- The Washington Times - Saturday, November 17, 2001

When a spokesman for the retreating Taliban conceded that a strategic crossroads had fallen to the Afghan opposition, his statement was a tribute to what air power can accomplish in this war:

"For seven days, they [the Americans] have been bombing Taliban positions. They used very large bombs."

Do you think that last observation was a reference to those 15,000-pound daisy-cutters dropped on the poor devils assigned to defend Mazar-e Sharif, the vital road junction that fell to the opposition last week?

Use enough of those babies on entrenched troops, and they ain't gonna be entrenched for long. With that kind of fire raining down, troops may retreat or surrender, but not stay and survive.

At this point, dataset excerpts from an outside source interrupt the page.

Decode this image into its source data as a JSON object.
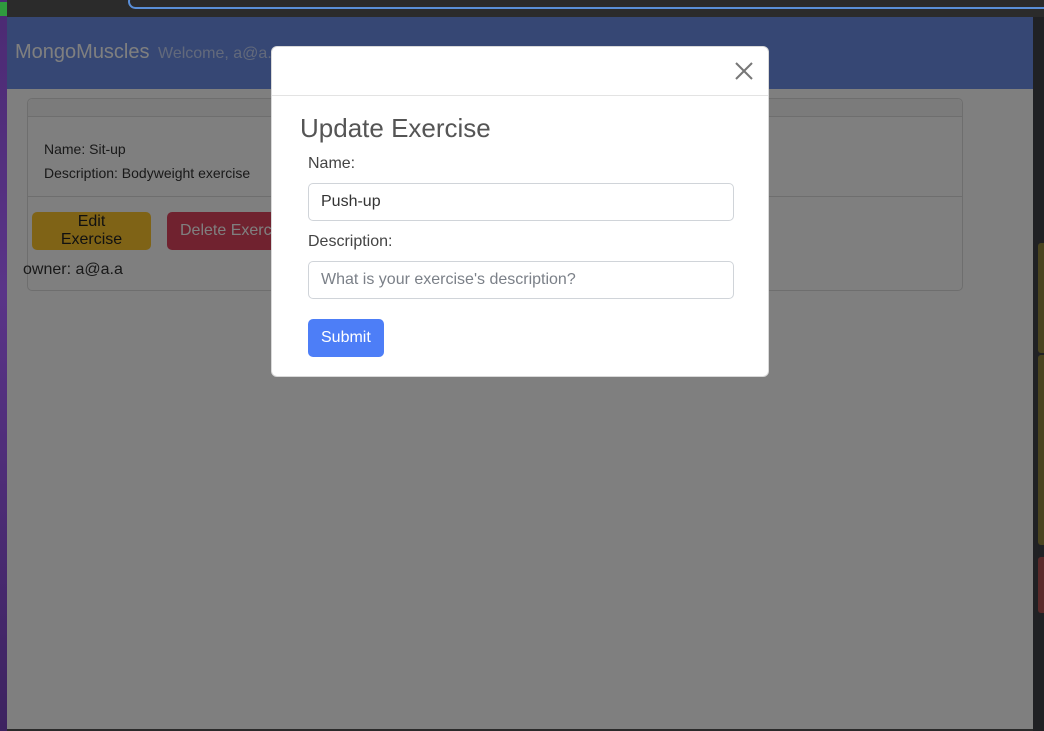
{
  "navbar": {
    "brand": "MongoMuscles",
    "welcome": "Welcome, a@a.a"
  },
  "exercise_card": {
    "name_line": "Name: Sit-up",
    "description_line": "Description: Bodyweight exercise",
    "edit_label": "Edit Exercise",
    "delete_label": "Delete Exercise",
    "owner_line": "owner: a@a.a"
  },
  "modal": {
    "title": "Update Exercise",
    "name_label": "Name:",
    "name_value": "Push-up",
    "description_label": "Description:",
    "description_placeholder": "What is your exercise's description?",
    "submit_label": "Submit",
    "close_icon": "close-icon"
  },
  "colors": {
    "navbar": "#6c8fe8",
    "edit_button": "#ffc72c",
    "delete_button": "#e0455f",
    "submit_button": "#4d7ef7"
  }
}
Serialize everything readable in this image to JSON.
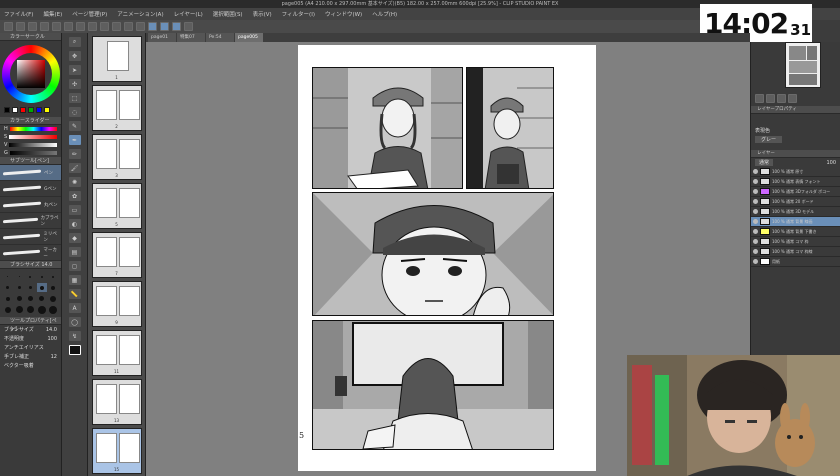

That same bleak choice may soon face the Taliban retreating from Kabul. As roads to the interior of the country are opened, it will be easier to supply the advancing opposition from neighboring Uzbekistan.

And as airports are seized and secured, American bombers will be able to shorten their runs and increase the number of sorties they fly. After a month of slowly mounting warfare, the end is not in sight, or even the beginning of the end, but we can hope we've seen the end of the beginning.

This country can bomb other targets continuously, too, and for a lot longer than seven days if that's what it takes to burn out the Taliban. As one American general said when asked how long this campaign would last: "As long as it takes."

The impatient have been demanding that American ground forces be committed to battle on a grand scale. But why rush in when there is already an anti-Taliban force on the ground and advancing as the enemy falters?

The surest index of progress in this war will not be the numbers of enemy killed or captured, but reports of Taliban troops' switching sides. Afghanistan has been invaded by foreigners, all right, but the invasion took place years ago when the Taliban embraced Osama bin Laden, his Arab followers, and assorted fanatics from throughout the Muslim world. Why not let the Afghans themselves throw off their oppressors?

The Pentagon's methodical prosecution of this war continues to impress. The American command isn't just fighting the last war again, which is the usual mistake generals make. This isn't Kosovo or the Gulf. This is a different war against a different enemy in a different part of the world.

In any war, resolve is crucial, and bad ideas numerous. One of the worst is that the United States should halt its bombing campaign for the holy month of Ramadan lest we incur the hatred of the Arab world. But we will be hated in any case. And if we are foolish enough to stop bombing and bombing continuously we will not only be hated but despised. Now is no time to go wobbly. Bombs away.

As this war grinds on, the responsibility for conducting it more and more devolves on the military, which is where it belongs. But now and then, as when bombing pauses are proposed, one can sense the bumbling old Middle East hands at the State Department trying to get in on the act.

It was unnerving to hear the American commander in chief say he didn't want the Northern Alliance, which is rapidly becoming a national Afghan alliance, to take Kabul too swiftly.

Even if George W. Bush and his diplomats have their doubts about ousting the Taliban before the next government of Afghanistan has been agreed upon, the president would do better to keep those doubts to himself.

One can understand why he wouldn't want to turn this war into an ethnic clash between Afghanistan's Pashtuns and the Uzbeks, Tajiks, and Hazaras on the side of the Northern Alliance, but why argue with success? Why interfere with the mounting confidence and momentum of our allies on the ground?

Whatever the State Department's concerns about the nature of the next regime in Afghanistan, those concerns shouldn't be allowed to delay the Taliban's ouster. Their defeat is the one prerequisite for a post-Taliban regime. Let's not delay it. Once the Taliban are gone, a brand new government can be formed. And the sooner the enemy is defeated, the more likely that is to happen.

Momentum, and the confidence that comes with it, is important in the conduct of any war, but especially in a war like this in which the aim is not only to defeat the enemy but to encourage defections. That way, fewer battles will have to be fought.

Let's not interfere with that growing sense of momentum. Nothing that hastens the Taliban's collapse should be discouraged. While there is no need to rush, let's not delay victory, either.

Paul Greenberg is a nationally syndicated columnist.